What Jason Farago does not mention in his headlong desire to prove that he is too sophisticated to read Philip Roth or Alison Munro but knows all about Mo Yan, this year's winner, is that this, too, is a political decision and aimed at being nice to the Chinese government.

As Der Spiegel writes:
After the Swedish Academy announced on Thursday that prolific novelist Mo Yan had become the first Chinese citizen to be awarded the prestigious prize, Beijing was quick to celebrate it as a national triumph. In a letter to the China Writers' Association, to which Mo belongs, the Communist Party's propaganda chief Li Changchun wrote that the award "reflects the prosperity and progress of Chinese literature, as well as the increasing influence of China." 
The historic news was also splashed across Chinese newspapers on Friday in a flurry of national pride -- unlike two years ago when imprisoned democratic activist Liu Xiaobo was awarded the Nobel Peace Prize. Back then, Beijing spurned the accolade, calling it an affront to the award's tradition. In 2000, Beijing also disowned exiled writer and critic Gao Xingjian, now a French citizen, when he became the only other Chinese winner of the Nobel Prize for literature.
What does this remind me of? Ah yes. In 1958 the great Russian poet and author of Dr Zhivago, not published in the Soviet Union, Boris Pasternak was awarded the Nobel Literature Prize.

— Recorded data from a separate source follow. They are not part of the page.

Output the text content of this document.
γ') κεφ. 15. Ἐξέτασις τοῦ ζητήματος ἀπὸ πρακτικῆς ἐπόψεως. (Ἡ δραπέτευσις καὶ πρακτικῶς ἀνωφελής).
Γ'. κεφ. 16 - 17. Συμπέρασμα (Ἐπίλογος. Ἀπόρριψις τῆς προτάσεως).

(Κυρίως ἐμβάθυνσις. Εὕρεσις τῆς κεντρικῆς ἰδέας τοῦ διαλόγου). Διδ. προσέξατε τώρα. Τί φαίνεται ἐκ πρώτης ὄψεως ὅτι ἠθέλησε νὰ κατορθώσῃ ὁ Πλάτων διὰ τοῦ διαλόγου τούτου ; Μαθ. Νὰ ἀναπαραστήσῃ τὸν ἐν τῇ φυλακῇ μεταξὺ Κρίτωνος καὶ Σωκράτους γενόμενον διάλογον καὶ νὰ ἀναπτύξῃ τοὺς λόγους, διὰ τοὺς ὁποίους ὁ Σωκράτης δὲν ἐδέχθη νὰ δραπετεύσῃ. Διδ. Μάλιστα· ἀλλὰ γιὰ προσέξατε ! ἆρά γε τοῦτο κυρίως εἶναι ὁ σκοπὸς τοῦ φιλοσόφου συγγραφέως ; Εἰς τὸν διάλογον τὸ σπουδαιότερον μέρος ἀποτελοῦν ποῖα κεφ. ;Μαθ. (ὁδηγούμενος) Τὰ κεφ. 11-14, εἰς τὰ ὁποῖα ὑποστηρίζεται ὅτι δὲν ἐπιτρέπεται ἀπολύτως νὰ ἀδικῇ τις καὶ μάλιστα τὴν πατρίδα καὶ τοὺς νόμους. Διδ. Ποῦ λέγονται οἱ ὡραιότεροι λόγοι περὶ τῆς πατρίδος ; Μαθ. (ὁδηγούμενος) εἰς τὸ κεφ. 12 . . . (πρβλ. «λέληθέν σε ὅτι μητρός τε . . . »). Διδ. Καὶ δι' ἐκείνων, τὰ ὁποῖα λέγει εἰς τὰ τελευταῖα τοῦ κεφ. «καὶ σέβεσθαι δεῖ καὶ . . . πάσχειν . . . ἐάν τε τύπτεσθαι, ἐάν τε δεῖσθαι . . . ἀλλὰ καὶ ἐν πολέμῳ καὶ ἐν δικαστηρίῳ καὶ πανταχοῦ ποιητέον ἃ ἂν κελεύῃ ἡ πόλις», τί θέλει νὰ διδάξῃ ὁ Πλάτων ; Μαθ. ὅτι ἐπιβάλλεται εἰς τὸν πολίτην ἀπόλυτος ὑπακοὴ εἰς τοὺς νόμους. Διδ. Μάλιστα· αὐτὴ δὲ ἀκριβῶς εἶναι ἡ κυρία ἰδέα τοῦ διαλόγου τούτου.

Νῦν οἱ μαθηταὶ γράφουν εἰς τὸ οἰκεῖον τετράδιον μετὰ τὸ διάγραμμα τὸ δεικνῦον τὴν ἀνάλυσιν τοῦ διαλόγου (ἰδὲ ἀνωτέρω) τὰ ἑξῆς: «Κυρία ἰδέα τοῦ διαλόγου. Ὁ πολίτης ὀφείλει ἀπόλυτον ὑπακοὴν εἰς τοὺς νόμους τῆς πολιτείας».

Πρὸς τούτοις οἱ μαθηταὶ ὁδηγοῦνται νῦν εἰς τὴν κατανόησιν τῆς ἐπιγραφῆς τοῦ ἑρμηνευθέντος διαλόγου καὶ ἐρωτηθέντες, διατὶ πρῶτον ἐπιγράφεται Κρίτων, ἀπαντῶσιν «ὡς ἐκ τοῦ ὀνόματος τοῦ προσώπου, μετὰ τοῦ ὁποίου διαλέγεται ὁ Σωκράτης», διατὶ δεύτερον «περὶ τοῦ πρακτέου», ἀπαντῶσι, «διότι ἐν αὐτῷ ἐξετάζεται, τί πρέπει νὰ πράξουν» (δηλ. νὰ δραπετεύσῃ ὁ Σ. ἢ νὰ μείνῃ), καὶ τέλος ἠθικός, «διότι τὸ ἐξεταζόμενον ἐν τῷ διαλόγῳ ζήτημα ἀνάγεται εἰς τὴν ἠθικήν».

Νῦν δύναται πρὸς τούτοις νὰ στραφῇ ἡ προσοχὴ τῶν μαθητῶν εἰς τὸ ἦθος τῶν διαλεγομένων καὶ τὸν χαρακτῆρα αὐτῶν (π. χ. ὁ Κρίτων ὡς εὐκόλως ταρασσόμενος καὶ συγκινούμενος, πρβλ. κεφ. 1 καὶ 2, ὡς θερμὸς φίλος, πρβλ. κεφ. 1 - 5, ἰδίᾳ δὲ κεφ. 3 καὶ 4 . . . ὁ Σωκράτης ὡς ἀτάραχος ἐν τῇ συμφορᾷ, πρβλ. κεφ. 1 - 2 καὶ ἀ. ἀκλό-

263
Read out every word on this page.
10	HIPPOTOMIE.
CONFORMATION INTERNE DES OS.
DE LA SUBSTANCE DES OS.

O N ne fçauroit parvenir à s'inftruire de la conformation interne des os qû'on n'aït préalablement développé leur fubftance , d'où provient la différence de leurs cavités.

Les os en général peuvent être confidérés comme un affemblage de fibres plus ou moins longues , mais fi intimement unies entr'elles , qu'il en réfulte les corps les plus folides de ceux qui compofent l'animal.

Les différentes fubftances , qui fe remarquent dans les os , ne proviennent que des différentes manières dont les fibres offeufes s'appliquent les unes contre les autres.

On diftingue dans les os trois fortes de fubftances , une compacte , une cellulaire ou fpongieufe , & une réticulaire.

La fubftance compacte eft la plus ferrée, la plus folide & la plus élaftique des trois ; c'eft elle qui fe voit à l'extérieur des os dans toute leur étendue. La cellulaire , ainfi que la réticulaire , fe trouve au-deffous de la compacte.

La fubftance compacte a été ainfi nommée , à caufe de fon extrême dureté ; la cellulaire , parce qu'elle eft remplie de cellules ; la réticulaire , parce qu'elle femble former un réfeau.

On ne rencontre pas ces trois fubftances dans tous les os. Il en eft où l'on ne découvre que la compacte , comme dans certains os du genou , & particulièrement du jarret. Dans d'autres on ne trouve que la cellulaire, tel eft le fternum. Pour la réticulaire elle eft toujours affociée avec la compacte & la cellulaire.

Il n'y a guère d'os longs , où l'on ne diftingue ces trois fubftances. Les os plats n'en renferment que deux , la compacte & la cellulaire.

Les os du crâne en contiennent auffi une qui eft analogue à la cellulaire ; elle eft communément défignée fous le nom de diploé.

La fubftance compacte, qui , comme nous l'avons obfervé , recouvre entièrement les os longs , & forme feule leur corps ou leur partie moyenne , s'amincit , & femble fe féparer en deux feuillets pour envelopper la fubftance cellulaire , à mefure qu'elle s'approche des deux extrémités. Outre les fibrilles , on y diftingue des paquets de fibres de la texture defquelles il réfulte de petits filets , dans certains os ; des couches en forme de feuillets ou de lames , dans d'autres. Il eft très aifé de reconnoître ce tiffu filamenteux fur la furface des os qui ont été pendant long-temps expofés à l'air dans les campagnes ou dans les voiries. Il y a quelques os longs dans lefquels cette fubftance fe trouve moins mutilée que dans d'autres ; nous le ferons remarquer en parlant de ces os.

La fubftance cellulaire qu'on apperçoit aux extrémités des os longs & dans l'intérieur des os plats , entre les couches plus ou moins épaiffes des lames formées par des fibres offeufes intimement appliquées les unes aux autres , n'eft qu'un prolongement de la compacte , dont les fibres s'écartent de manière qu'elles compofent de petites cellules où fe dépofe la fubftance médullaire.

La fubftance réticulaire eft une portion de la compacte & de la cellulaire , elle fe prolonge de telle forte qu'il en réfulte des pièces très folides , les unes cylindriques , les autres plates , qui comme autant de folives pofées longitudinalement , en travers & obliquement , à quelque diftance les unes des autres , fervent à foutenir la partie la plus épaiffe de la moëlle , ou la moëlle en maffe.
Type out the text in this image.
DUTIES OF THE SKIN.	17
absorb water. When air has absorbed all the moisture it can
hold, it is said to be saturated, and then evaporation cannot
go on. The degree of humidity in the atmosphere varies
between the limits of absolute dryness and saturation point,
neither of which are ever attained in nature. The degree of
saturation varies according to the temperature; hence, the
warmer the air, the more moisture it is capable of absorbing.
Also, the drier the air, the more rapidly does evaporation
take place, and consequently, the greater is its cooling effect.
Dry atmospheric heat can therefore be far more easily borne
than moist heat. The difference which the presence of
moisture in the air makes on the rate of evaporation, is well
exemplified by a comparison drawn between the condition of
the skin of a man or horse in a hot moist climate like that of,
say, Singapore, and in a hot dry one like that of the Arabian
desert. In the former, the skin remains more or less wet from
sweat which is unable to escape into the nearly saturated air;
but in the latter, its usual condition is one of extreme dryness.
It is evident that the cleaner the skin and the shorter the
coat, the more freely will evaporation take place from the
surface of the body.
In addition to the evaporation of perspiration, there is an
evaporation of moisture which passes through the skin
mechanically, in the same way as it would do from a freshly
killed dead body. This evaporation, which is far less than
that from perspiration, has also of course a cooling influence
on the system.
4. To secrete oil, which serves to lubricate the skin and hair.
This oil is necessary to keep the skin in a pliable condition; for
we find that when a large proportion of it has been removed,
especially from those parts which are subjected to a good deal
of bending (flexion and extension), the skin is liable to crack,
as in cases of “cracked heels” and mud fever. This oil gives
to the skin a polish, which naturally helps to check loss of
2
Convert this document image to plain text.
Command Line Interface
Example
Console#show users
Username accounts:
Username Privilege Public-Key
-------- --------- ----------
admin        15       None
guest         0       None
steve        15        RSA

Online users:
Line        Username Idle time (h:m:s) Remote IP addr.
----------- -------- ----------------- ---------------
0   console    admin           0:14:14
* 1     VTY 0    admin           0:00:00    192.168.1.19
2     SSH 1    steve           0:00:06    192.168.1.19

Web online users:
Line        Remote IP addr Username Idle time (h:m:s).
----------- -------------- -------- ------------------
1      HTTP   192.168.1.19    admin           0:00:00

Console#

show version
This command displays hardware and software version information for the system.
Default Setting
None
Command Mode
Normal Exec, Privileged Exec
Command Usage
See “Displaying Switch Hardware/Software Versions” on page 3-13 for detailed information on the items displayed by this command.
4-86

This signalled the start of a terrifying campaign of vilification against the man in his country. This included "spontaneous" demonstrations that demanded his exile (and it could have been much worse). Pasternak tried refusing the prize and even wrote a letter to Khrushchev explaining what he had done. It did not help. He was submitted to the ordeal of a "trial" by the Writers's Union. The prize remained his though he never collected it.

Seven years later the Committee decided to pacify the Soviet government and awarded the Literature prize to Mikhail Sholokhov, a Soviet hack and ferocious commissar in the literary world, whose one good novel is widely held to have been written by someone else. To be fair, Solzhenitsyn was awarded it in 1970 but the story of Sholokhov was never forgotten. Well, now we have another Sholokhov.


  1. I notice that of the six Nobel Prize winners in the sciences, we have three Americans, one Briton, one Frenchman, and one Japanese. (All three of the non-Americans have worked in American labs at one time or another). Also, two of the six (the Frenchman and one of the Americans) are Jewish.

    This actually is a fair summary of where scientific expertise lies in the world.

  2. It is, indeed. But when it comes to literature it's anyone's guess.